The term “camouflage” has been used to describe the ability of females with autism to mask or hide social and communication deficits. Camouflage, in the context of autism, has been used to refer to the ability to use strategies to hide autism-related behaviors or difficulties. For instance, girls may imitate appropriate social skills by using memorized scripts. Many women with autism reported that camouflaging is mentally, physically, and emotionally draining and that they often needed time to recover[6].

What is needed?

To support females with autism, we may need to look beyond our current diagnostic processes and add additional measures to the process to help girls. This may include having an evaluation, even if an autism screening instrument does not suggest the girl warrants an evaluation. Our measurements may also need to use more gender-neutral examples so clinicians don’t bias how they ask questions about problems and assess behavior. Lastly, while all children are unique, keeping in mind a young girl’s social and communication abilities and behaviors in comparison to typically developing girls, rather than compared to boys with autism, may be helpful.


[1] Navot N, Jorgenson AG, & Webb SJ. (2017). Maternal experience raising girls with autism spectrum disorder: a qualitative study. Child Care Health Dev. 43(4), 536–545.

[2] Ferri, S. L., Abel, T., & Brodkin, E. S. (2018). Sex differences in autism spectrum disorder: a review. Current psychiatry reports, 20(2), 9.

Hiller, R. M., Young, R. L., & Weber, N. (2014). Sex differences in autism spectrum disorder based on DSM-5 criteria: evidence from clinician and teacher reporting. Journal of abnormal child psychology, 42(8), 1381-1393.

[3] Frazier, T. W., Ratliff, K. R., Gruber, C., Zhang, Y., Law, P. A., & Constantino, J. N. (2014). Confirmatory factor analytic structure and measurement invariance of quantitative autistic traits measured by the Social Responsiveness Scale-2. Autism, 18(1), 31-44.

[4] Head, A. M., McGillivray, J. A., & Stokes, M. A. (2014). Gender differences in emotionality and sociability in children with autism spectrum disorders. Molecular autism, 5(1), 19.

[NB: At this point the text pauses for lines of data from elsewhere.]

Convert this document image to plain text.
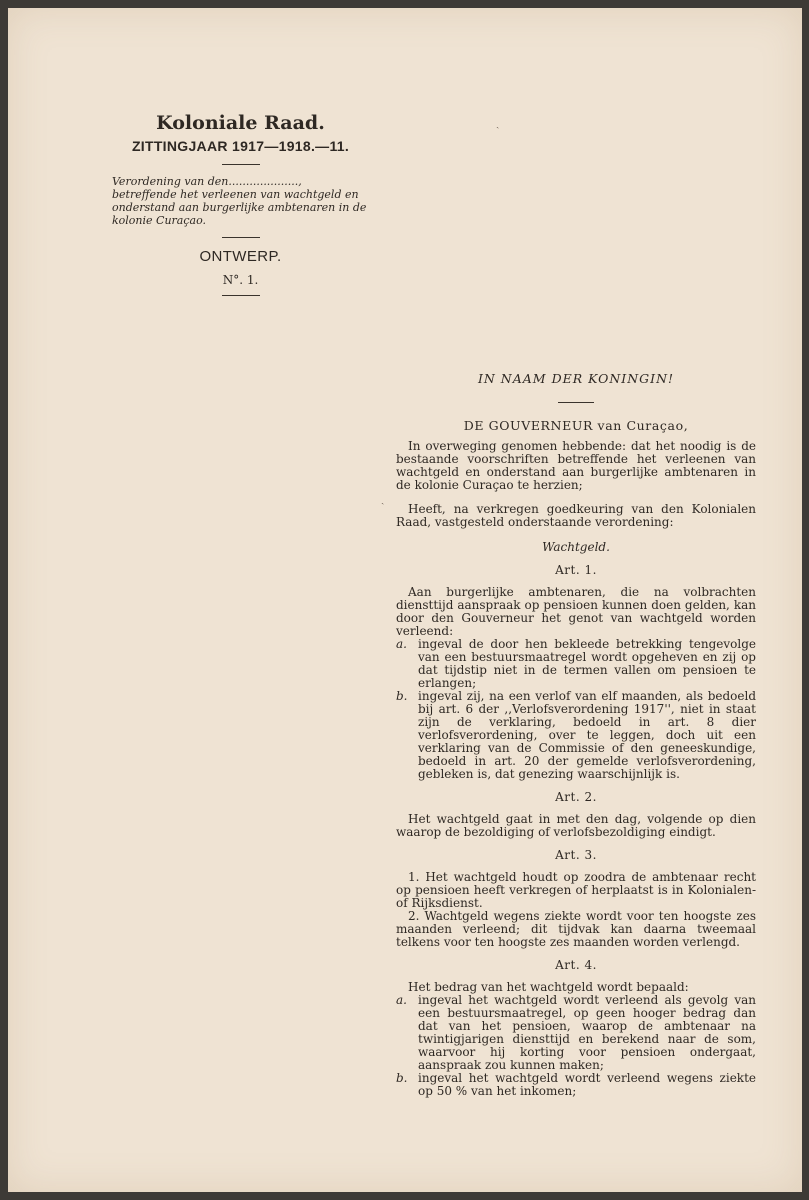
Koloniale Raad.
ZITTINGJAAR 1917—1918.—11.
Verordening van den....................,
betreffende het verleenen van wachtgeld en
onderstand aan burgerlijke ambtenaren in de
kolonie Curaçao.
ONTWERP.
N°. 1.
IN NAAM DER KONINGIN!
DE GOUVERNEUR van Curaçao,

In overweging genomen hebbende: dat het noodig is de bestaande voorschriften betreffende het verleenen van wachtgeld en onderstand aan burgerlijke ambtenaren in de kolonie Curaçao te herzien;

Heeft, na verkregen goedkeuring van den Kolonialen Raad, vastgesteld onderstaande verordening:

Wachtgeld.
Art. 1.

Aan burgerlijke ambtenaren, die na volbrachten diensttijd aanspraak op pensioen kunnen doen gelden, kan door den Gouverneur het genot van wachtgeld worden verleend:

a. ingeval de door hen bekleede betrekking tengevolge van een bestuursmaatregel wordt opgeheven en zij op dat tijdstip niet in de termen vallen om pensioen te erlangen;
b. ingeval zij, na een verlof van elf maanden, als bedoeld bij art. 6 der ,,Verlofsverordening 1917'', niet in staat zijn de verklaring, bedoeld in art. 8 dier verlofsverordening, over te leggen, doch uit een verklaring van de Commissie of den geneeskundige, bedoeld in art. 20 der gemelde verlofsverordening, gebleken is, dat genezing waarschijnlijk is.
Art. 2.

Het wachtgeld gaat in met den dag, volgende op dien waarop de bezoldiging of verlofsbezoldiging eindigt.

Art. 3.

1. Het wachtgeld houdt op zoodra de ambtenaar recht op pensioen heeft verkregen of herplaatst is in Kolonialen- of Rijksdienst.

2. Wachtgeld wegens ziekte wordt voor ten hoogste zes maanden verleend; dit tijdvak kan daarna tweemaal telkens voor ten hoogste zes maanden worden verlengd.

Art. 4.

Het bedrag van het wachtgeld wordt bepaald:

a. ingeval het wachtgeld wordt verleend als gevolg van een bestuursmaatregel, op geen hooger bedrag dan dat van het pensioen, waarop de ambtenaar na twintigjarigen diensttijd en berekend naar de som, waarvoor hij korting voor pensioen ondergaat, aanspraak zou kunnen maken;
b. ingeval het wachtgeld wordt verleend wegens ziekte op 50 % van het inkomen;
ˏ
ˏ
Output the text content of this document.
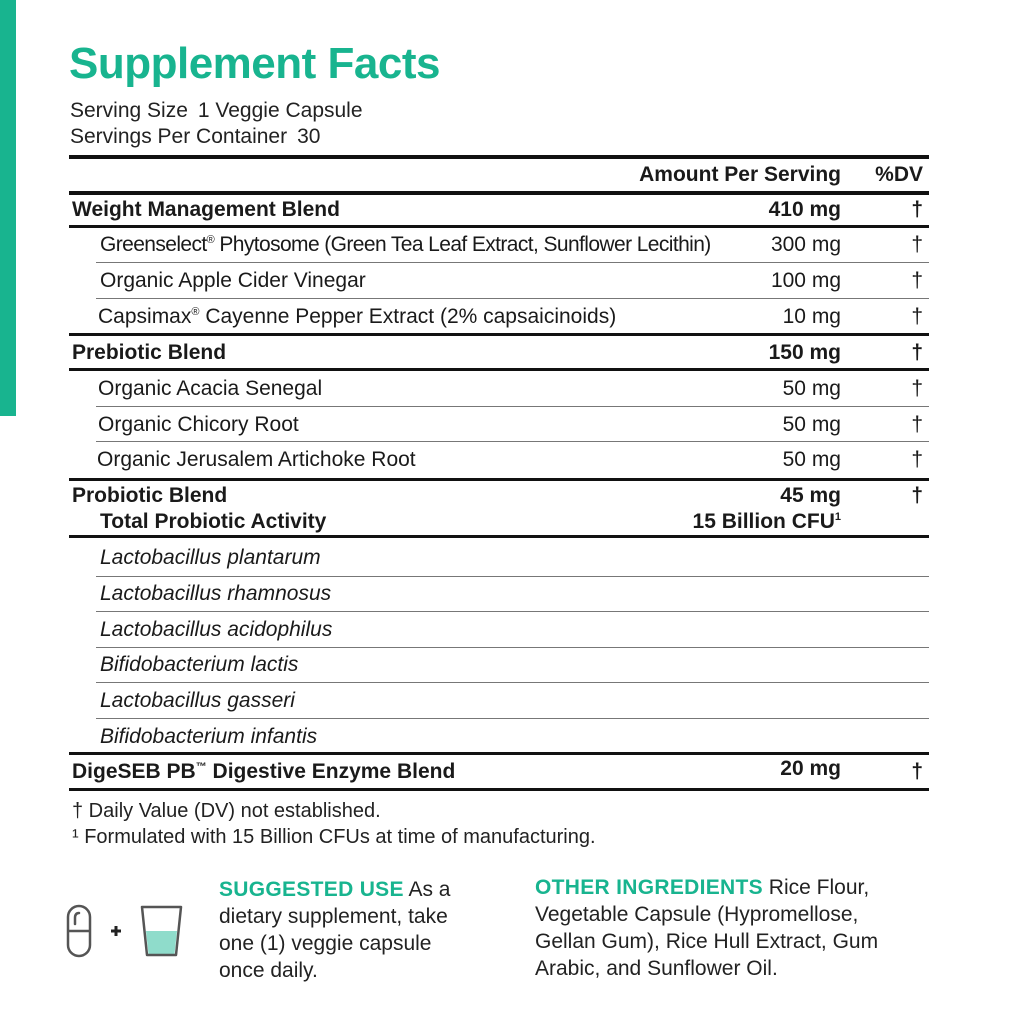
Supplement Facts
Serving Size 1 Veggie Capsule
Servings Per Container 30
Amount Per Serving %DV
Weight Management Blend	410 mg	†
Greenselect® Phytosome (Green Tea Leaf Extract, Sunflower Lecithin)	300 mg	†
Organic Apple Cider Vinegar	100 mg	†
Capsimax® Cayenne Pepper Extract (2% capsaicinoids)	10 mg	†
Prebiotic Blend	150 mg	†
Organic Acacia Senegal	50 mg	†
Organic Chicory Root	50 mg	†
Organic Jerusalem Artichoke Root	50 mg	†
Probiotic Blend	45 mg	†
Total Probiotic Activity	15 Billion CFU$^1$
Lactobacillus plantarum
Lactobacillus rhamnosus
Lactobacillus acidophilus
Bifidobacterium lactis
Lactobacillus gasseri
Bifidobacterium infantis
DigeSEB PB™ Digestive Enzyme Blend	20 mg	†
† Daily Value (DV) not established.
¹ Formulated with 15 Billion CFUs at time of manufacturing.
SUGGESTED USE As a dietary supplement, take one (1) veggie capsule once daily.
OTHER INGREDIENTS Rice Flour, Vegetable Capsule (Hypromellose, Gellan Gum), Rice Hull Extract, Gum Arabic, and Sunflower Oil.
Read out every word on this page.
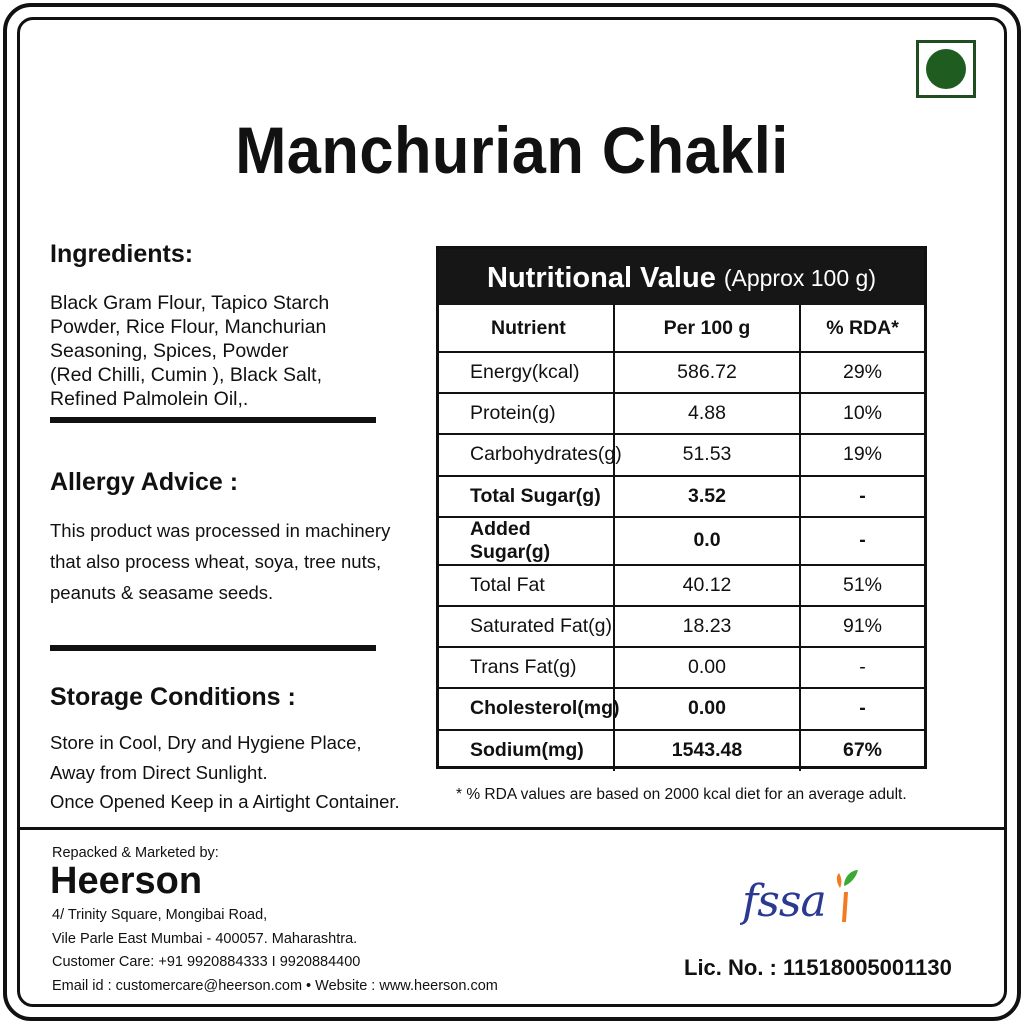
Manchurian Chakli
Ingredients:
Black Gram Flour, Tapico Starch
Powder, Rice Flour, Manchurian
Seasoning, Spices, Powder
(Red Chilli, Cumin ), Black Salt,
Refined Palmolein Oil,.
Allergy Advice :
This product was processed in machinery
that also process wheat, soya, tree nuts,
peanuts & seasame seeds.
Storage Conditions :
Store in Cool, Dry and Hygiene Place,
Away from Direct Sunlight.
Once Opened Keep in a Airtight Container.
Nutritional Value (Approx 100 g)
Nutrient	Per 100 g	% RDA*
Energy(kcal)	586.72	29%
Protein(g)	4.88	10%
Carbohydrates(g)	51.53	19%
Total Sugar(g)	3.52	-
Added Sugar(g)	0.0	-
Total Fat	40.12	51%
Saturated Fat(g)	18.23	91%
Trans Fat(g)	0.00	-
Cholesterol(mg)	0.00	-
Sodium(mg)	1543.48	67%
* % RDA values are based on 2000 kcal diet for an average adult.
Repacked & Marketed by:
Heerson
4/ Trinity Square, Mongibai Road,
Vile Parle East Mumbai - 400057. Maharashtra.
Customer Care: +91 9920884333 I 9920884400
Email id : customercare@heerson.com • Website : www.heerson.com
fssa
Lic. No. : 11518005001130
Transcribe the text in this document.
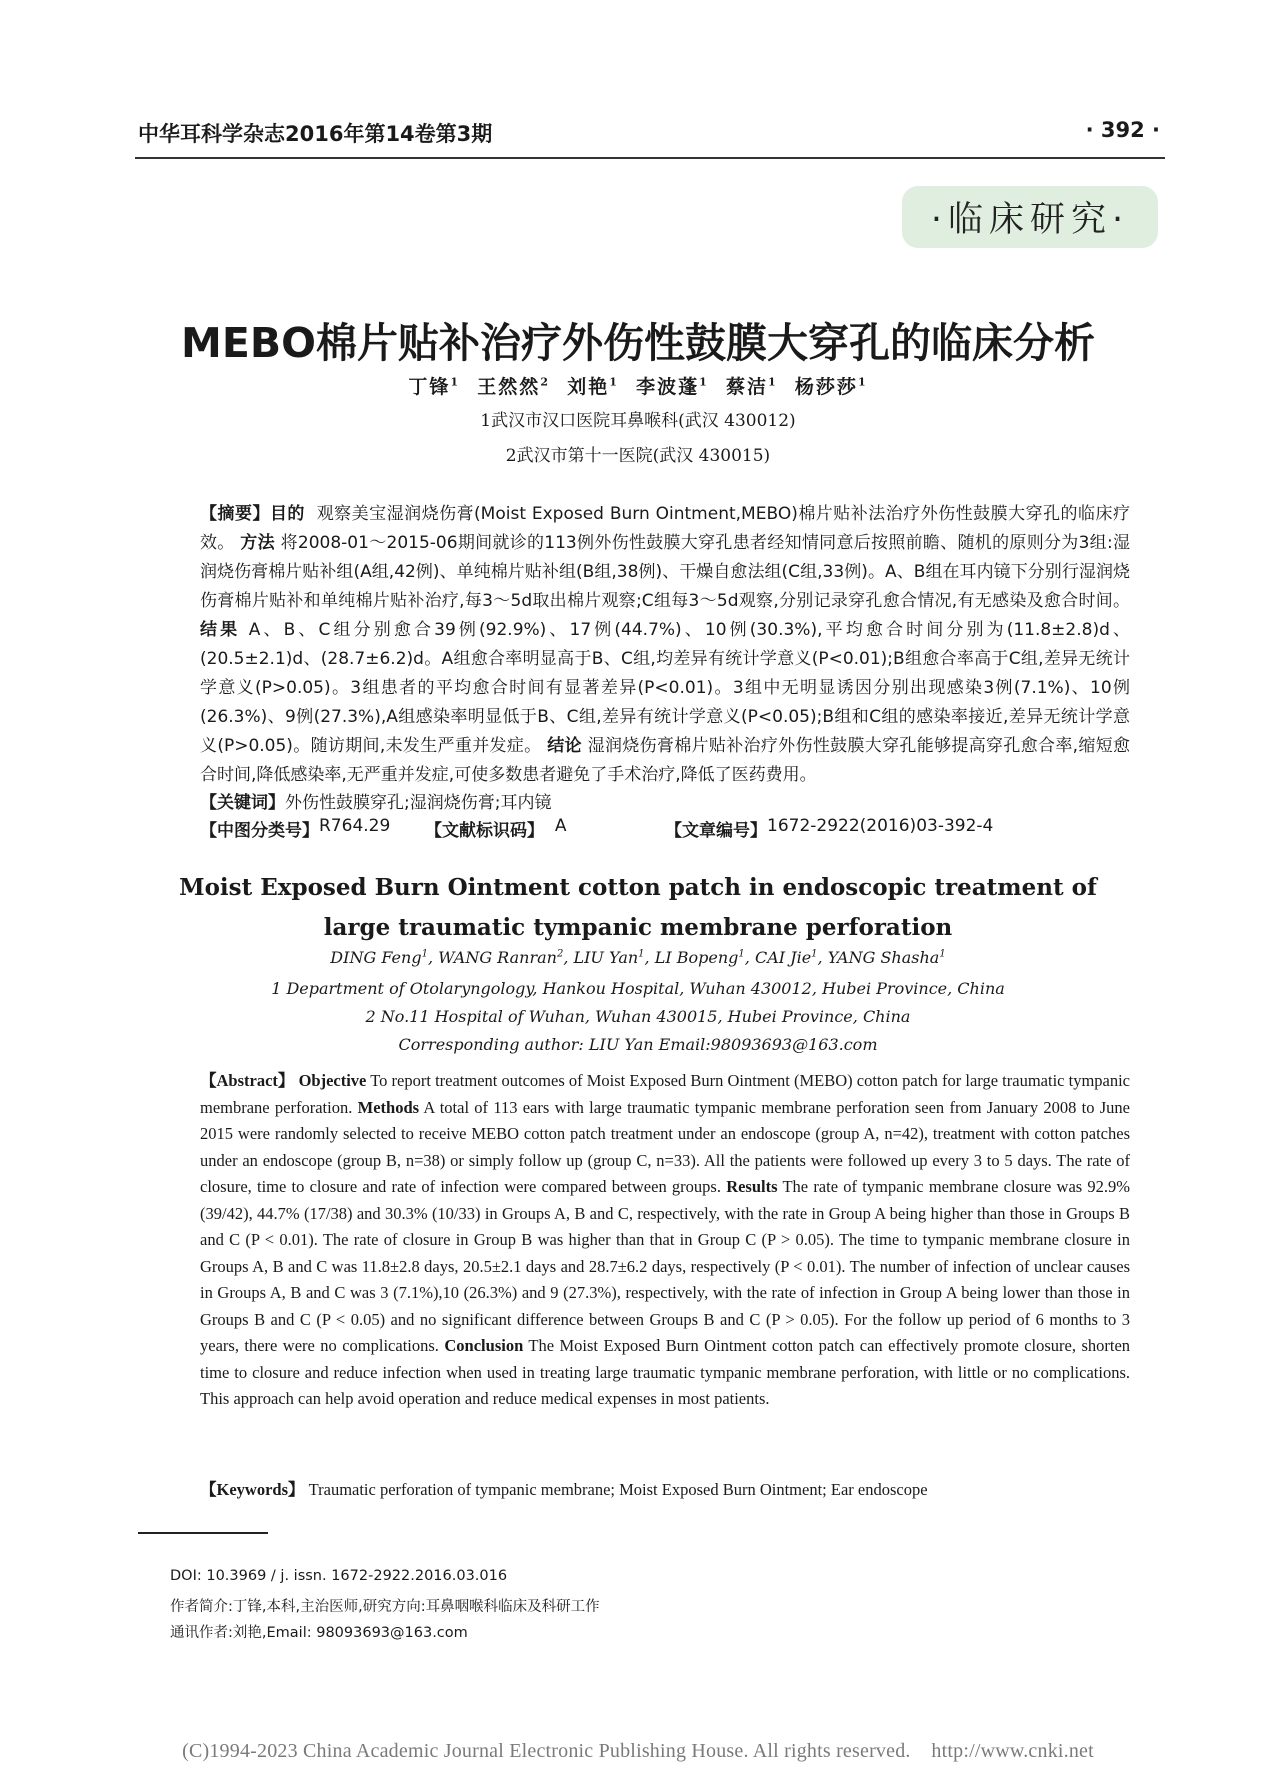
中华耳科学杂志2016年第14卷第3期	· 392 ·
·临床研究·
MEBO棉片贴补治疗外伤性鼓膜大穿孔的临床分析
丁锋$^1$ 王然然$^2$ 刘艳$^1$ 李波蓬$^1$ 蔡洁$^1$ 杨莎莎$^1$
1武汉市汉口医院耳鼻喉科(武汉 430012)
2武汉市第十一医院(武汉 430015)
【摘要】目的 观察美宝湿润烧伤膏(Moist Exposed Burn Ointment,MEBO)棉片贴补法治疗外伤性鼓膜大穿孔的临床疗效。 方法 将2008-01～2015-06期间就诊的113例外伤性鼓膜大穿孔患者经知情同意后按照前瞻、随机的原则分为3组:湿润烧伤膏棉片贴补组(A组,42例)、单纯棉片贴补组(B组,38例)、干燥自愈法组(C组,33例)。A、B组在耳内镜下分别行湿润烧伤膏棉片贴补和单纯棉片贴补治疗,每3～5d取出棉片观察;C组每3～5d观察,分别记录穿孔愈合情况,有无感染及愈合时间。 结果 A、B、C组分别愈合39例(92.9%)、17例(44.7%)、10例(30.3%),平均愈合时间分别为(11.8±2.8)d、(20.5±2.1)d、(28.7±6.2)d。A组愈合率明显高于B、C组,均差异有统计学意义(P<0.01);B组愈合率高于C组,差异无统计学意义(P>0.05)。3组患者的平均愈合时间有显著差异(P<0.01)。3组中无明显诱因分别出现感染3例(7.1%)、10例(26.3%)、9例(27.3%),A组感染率明显低于B、C组,差异有统计学意义(P<0.05);B组和C组的感染率接近,差异无统计学意义(P>0.05)。随访期间,未发生严重并发症。 结论 湿润烧伤膏棉片贴补治疗外伤性鼓膜大穿孔能够提高穿孔愈合率,缩短愈合时间,降低感染率,无严重并发症,可使多数患者避免了手术治疗,降低了医药费用。
【关键词】外伤性鼓膜穿孔;湿润烧伤膏;耳内镜
【中图分类号】 R764.29 【文献标识码】 A	【文章编号】 1672-2922(2016)03-392-4
Moist Exposed Burn Ointment cotton patch in endoscopic treatment of large traumatic tympanic membrane perforation
DING Feng$^1$, WANG Ranran$^2$, LIU Yan$^1$, LI Bopeng$^1$, CAI Jie$^1$, YANG Shasha$^1$
1 Department of Otolaryngology, Hankou Hospital, Wuhan 430012, Hubei Province, China
2 No.11 Hospital of Wuhan, Wuhan 430015, Hubei Province, China
Corresponding author: LIU Yan Email:98093693@163.com
【Abstract】 Objective To report treatment outcomes of Moist Exposed Burn Ointment (MEBO) cotton patch for large traumatic tympanic membrane perforation. Methods A total of 113 ears with large traumatic tympanic membrane perforation seen from January 2008 to June 2015 were randomly selected to receive MEBO cotton patch treatment under an endoscope (group A, n=42), treatment with cotton patches under an endoscope (group B, n=38) or simply follow up (group C, n=33). All the patients were followed up every 3 to 5 days. The rate of closure, time to closure and rate of infection were compared between groups. Results The rate of tympanic membrane closure was 92.9% (39/42), 44.7% (17/38) and 30.3% (10/33) in Groups A, B and C, respectively, with the rate in Group A being higher than those in Groups B and C (P < 0.01). The rate of closure in Group B was higher than that in Group C (P > 0.05). The time to tympanic membrane closure in Groups A, B and C was 11.8±2.8 days, 20.5±2.1 days and 28.7±6.2 days, respectively (P < 0.01). The number of infection of unclear causes in Groups A, B and C was 3 (7.1%),10 (26.3%) and 9 (27.3%), respectively, with the rate of infection in Group A being lower than those in Groups B and C (P < 0.05) and no significant difference between Groups B and C (P > 0.05). For the follow up period of 6 months to 3 years, there were no complications. Conclusion The Moist Exposed Burn Ointment cotton patch can effectively promote closure, shorten time to closure and reduce infection when used in treating large traumatic tympanic membrane perforation, with little or no complications. This approach can help avoid operation and reduce medical expenses in most patients.
【Keywords】 Traumatic perforation of tympanic membrane; Moist Exposed Burn Ointment; Ear endoscope
DOI: 10.3969 / j. issn. 1672-2922.2016.03.016
作者简介:丁锋,本科,主治医师,研究方向:耳鼻咽喉科临床及科研工作
通讯作者:刘艳,Email: 98093693@163.com
(C)1994-2023 China Academic Journal Electronic Publishing House. All rights reserved.    http://www.cnki.net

[5] Dean, M., Kasari, C., Shih, W., Frankel, F., Whitney, R., Landa, R., … & Harwood, R. (2014). The peer relationships of girls with ASD at school: comparison to boys and girls with and without ASD. Journal of Child Psychology and Psychiatry, 55(11), 1218-1225.

[6] Hull, L., Mandy, W., & Petrides, K. V. (2017). Behavioral and cognitive sex/gender differences in autism spectrum condition and typically developing males and females. Autism, 21(6), 706-727.